USCIS Adds Online Change of Address Service to its Website

Today, the U.S. Citizenship and Immigration Services (USCIS) launched a new web-based service that will allow applicants to submit their change of address information via the USCIS website. This new online service will streamline the process of providing updated contact information, which is legally required of all non-citizens in the U.S. Non-citizens must update USCIS of any change of address within ten days of their move by filling out Form AR-11, the Alien Change of Address Card. In addition, all immigrants with pending immigration cases must notify USCIS of any change in their address.

“Not only is this a terrific service for our customers, in the long run it is a great cost and time saver,” said Emilio Gonzalez, director, USCIS. “USCIS is continuing to retool the agency to get as much efficiency from automation as possible.”
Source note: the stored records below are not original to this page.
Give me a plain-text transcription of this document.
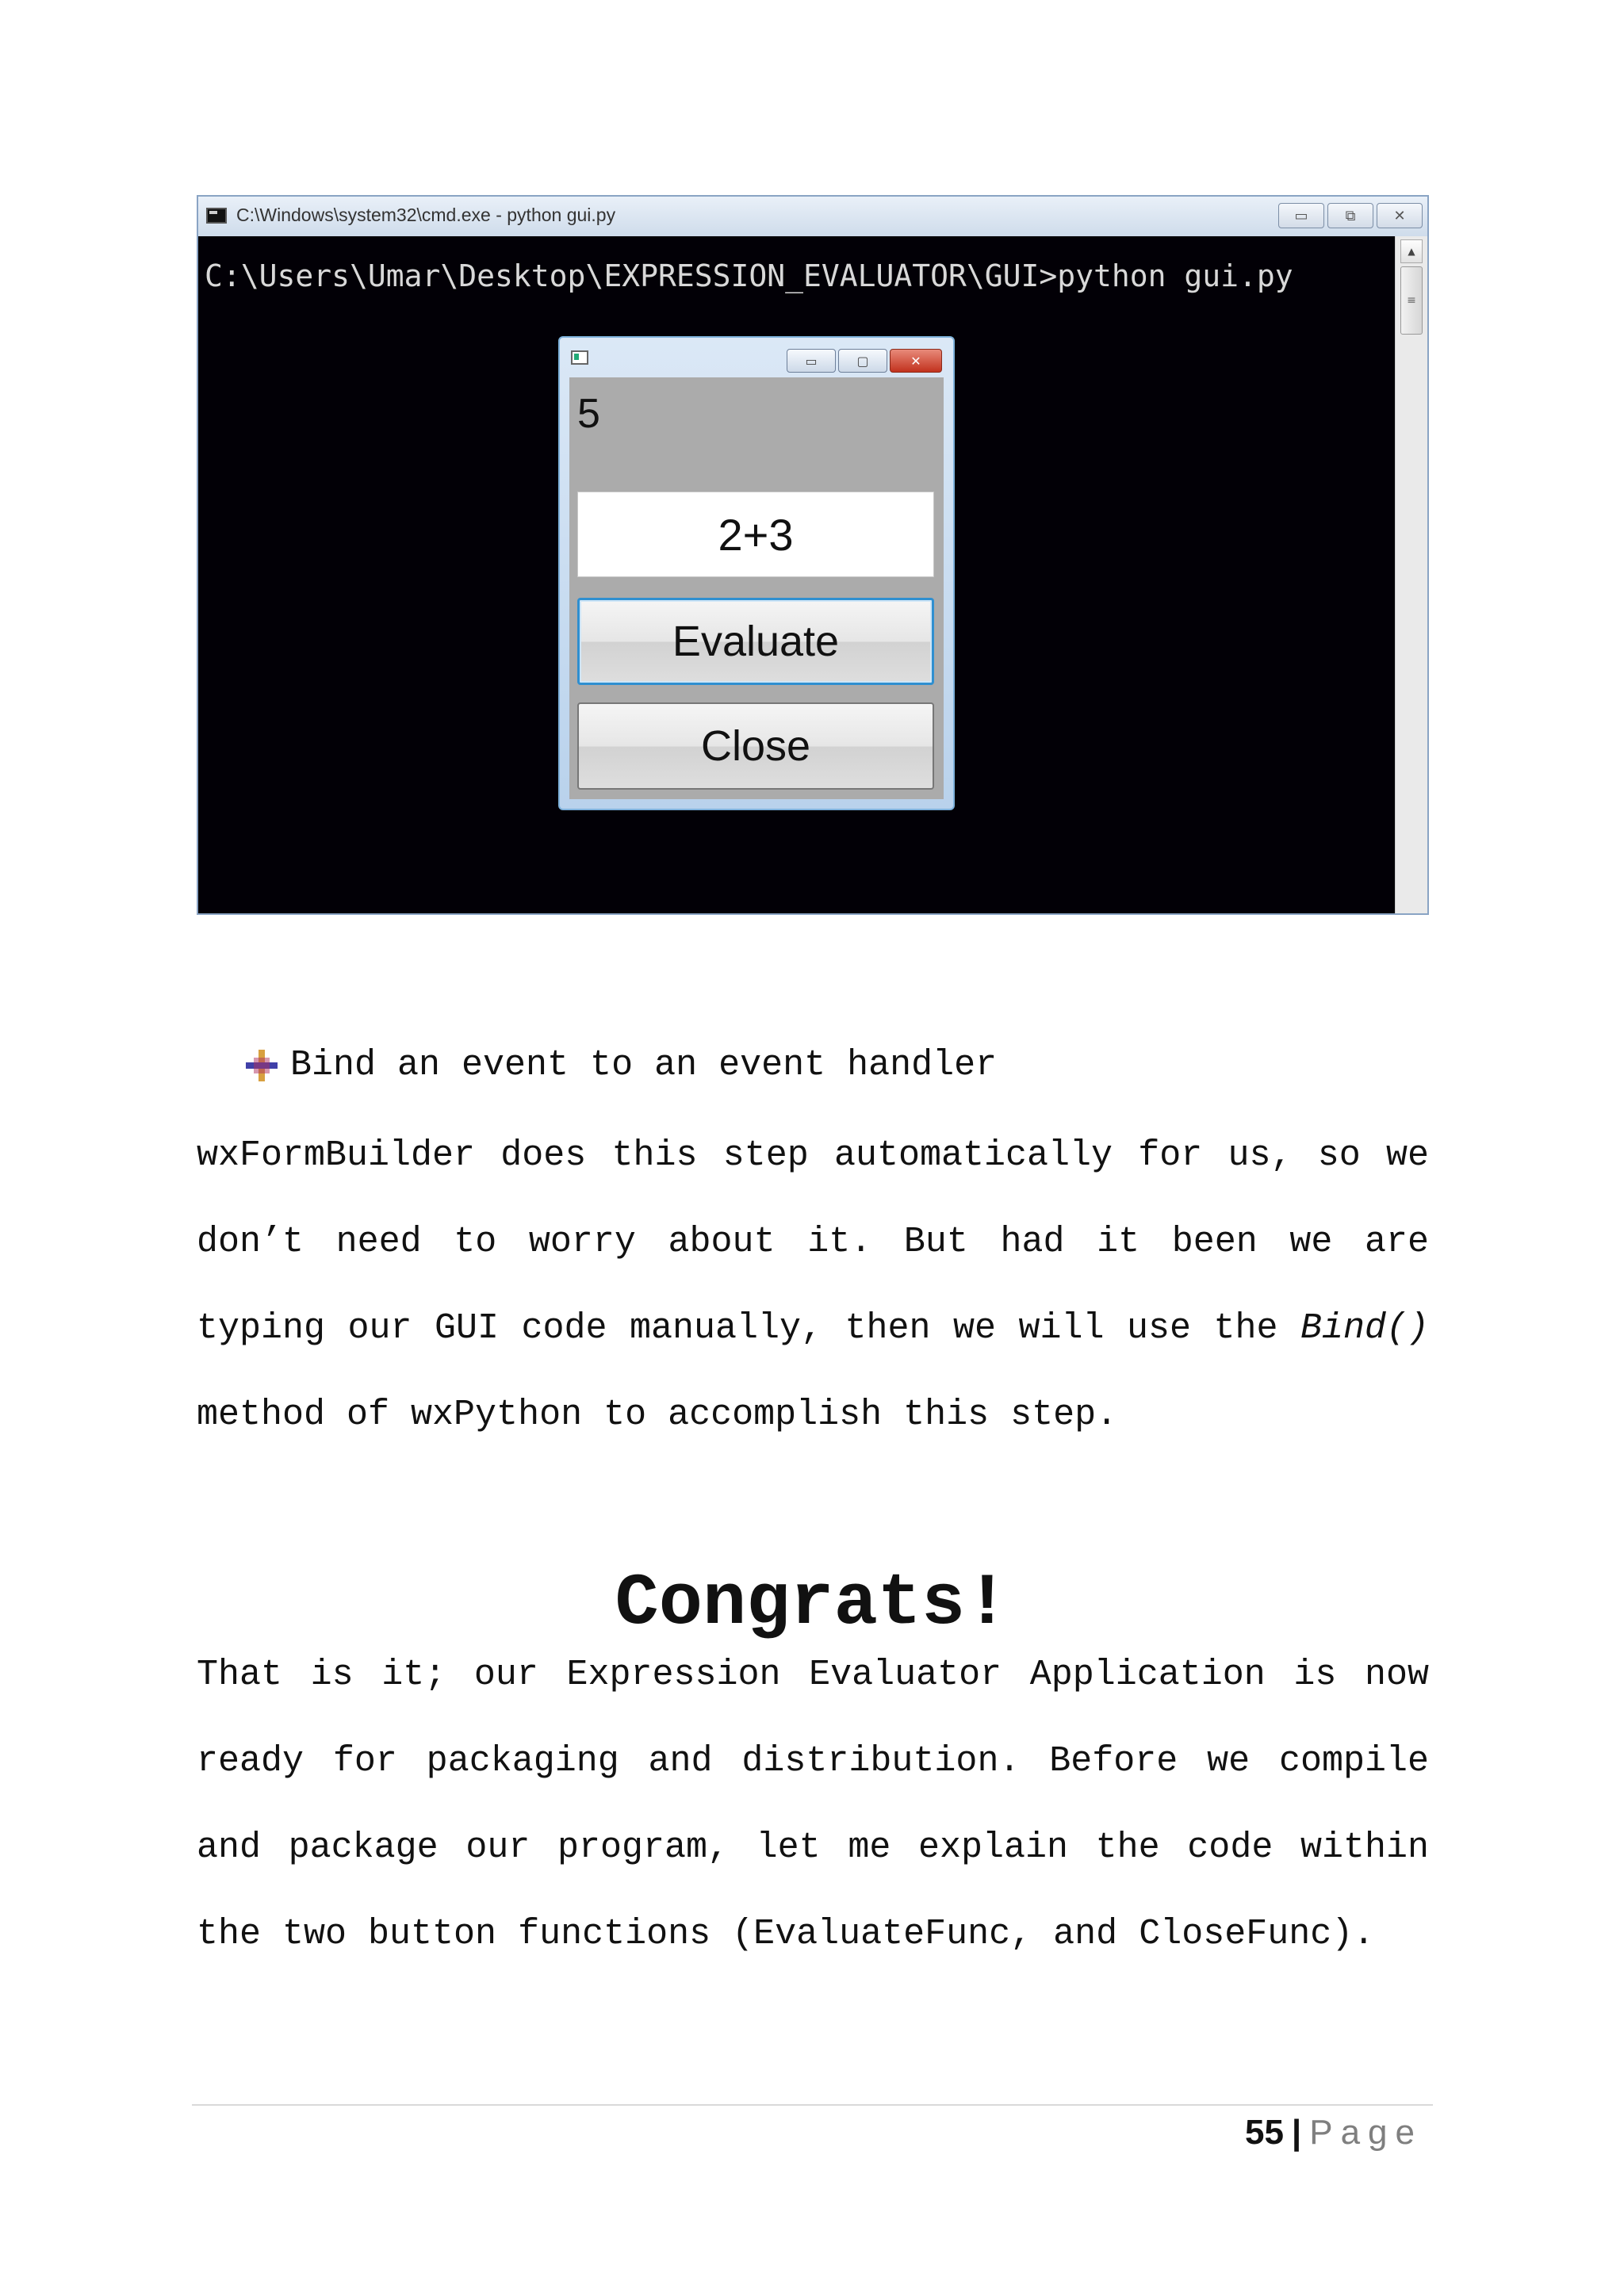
C:\Windows\system32\cmd.exe - python gui.py	▭	⧉	✕
C:\Users\Umar\Desktop\EXPRESSION_EVALUATOR\GUI>python gui.py
▲
≡
▭	▢	✕
5
2+3
Evaluate
Close
Bind an event to an event handler

wxFormBuilder does this step automatically for us, so we don’t need to worry about it. But had it been we are typing our GUI code manually, then we will use the Bind() method of wxPython to accomplish this step.

Congrats!

That is it; our Expression Evaluator Application is now ready for packaging and distribution. Before we compile and package our program, let me explain the code within the two button functions (EvaluateFunc, and CloseFunc).

55 | Page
Currently, USCIS processes over one million change of address requests each year. This new online service will reduce processing times and improve the service provided to applicants by USCIS. Applicants will receive immediate confirmation that they have successfully updated their address information.

Early testing of the new online change of address service was lauded by test users, who found the new form both convenient and simple to use. USCIS intends to broaden this service in May 2007 by also allowing applicants with pending naturalization applications to report changes of address online. Currently, however, those individuals should continue to contact USCIS by telephone to report any change of address (1-800-375-5283).
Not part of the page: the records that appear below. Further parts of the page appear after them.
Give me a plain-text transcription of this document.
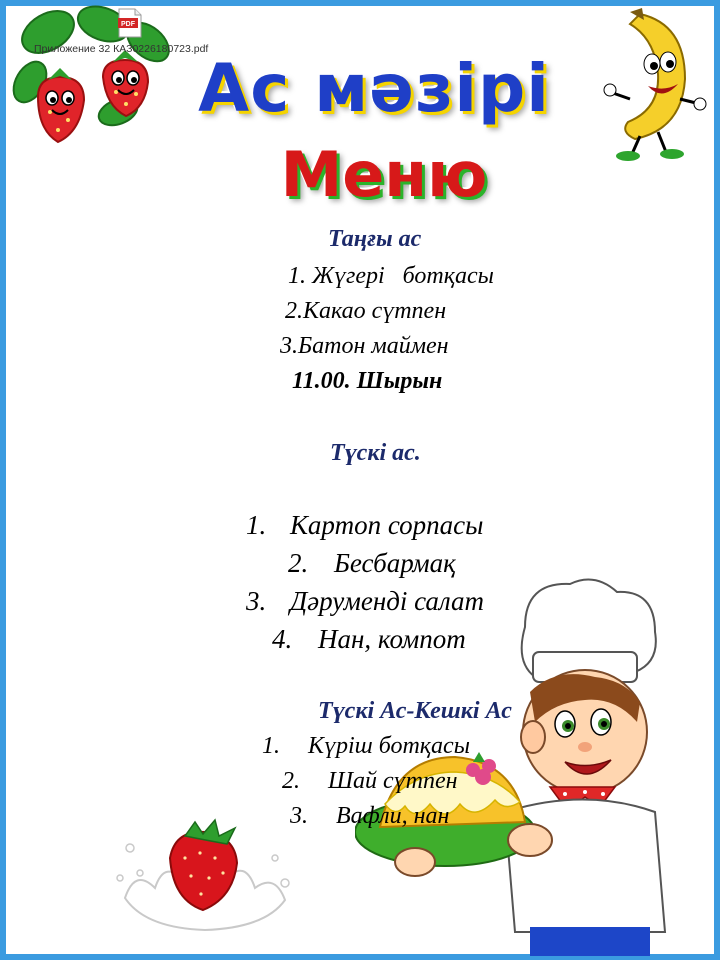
PDF
Приложение 32 КАЗ0226180723.pdf
Ас мәзірі
Меню
Таңғы ас
1. Жүгері   ботқасы
2.Какао сүтпен
3.Батон маймен
11.00. Шырын
Түскі ас.
1. Картоп сорпасы
2. Бесбармақ
3. Дәруменді салат
4. Нан, компот
Түскі Ас-Кешкі Ас
1. Күріш ботқасы
2. Шай сүтпен
3. Вафли, нан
In order to use the new online change of address service, applicants should have the following information readily available:

  1. USCIS receipt number, if you have a pending case;
  2. New and old addresses;
  3. Names and biographical information for family members for whom you have filed a petition; and
  4. The date and location of your last entry into the U.S.

The change of address online service is available online at:

http://www.uscis.gov/AR-11.

USCIS Need a Technology Overhaul, Say Immigration Officials

Immigration officials recently reasserted that they do not have the technology and resources to handle the millions of yearly applications for legal residency in the U.S. According to officials, the U.S. must update its paper-based application process prior to any major immigration legislation overhaul, such as the proposed Guest Worker program.

According to a December 20 report, Richard L. Skinner, Inspector General, Department of Homeland Security, cited an extensive list of setbacks in the department’s attempts to modernize their system. “[The Bureau] lacks the processing capacity, systems integration and project management resources needed to manage a potential increase in workloads,” said Skinner.

Legal immigrants currently in the system already face long waits for green cards. A hundred thousand names submitted to the FBI for required background checks, for example, have been on hold for more than a year. In addition, auditors report that, as of July 2006, immigration officials have misplaced 110,000 application files.

Jonathan Scharfen, Deputy Director for the USCIS, admits that there is much work that needs to be done. “We acknowledge that we still have a great deal to do,” said Scharfen. He went on to note that this re-engineering process is a high priority for the USCIS.

But the solution, according to immigration advocates, involves more than just placing a high priority on the issue. “Congress needs to step up and provide the funding to ensure that USCIS is able to build a functioning infrastructure, regardless of the fate of immigration reform,” said Crystal Williams, Deputy Director of Programs for the American Immigration Lawyers Association.

There is currently $47 million earmarked for this technology overhaul; however, the funds were withheld by Congress until they receive a final plan from Michael Chertoff, Secretary of the Department of Homeland Security.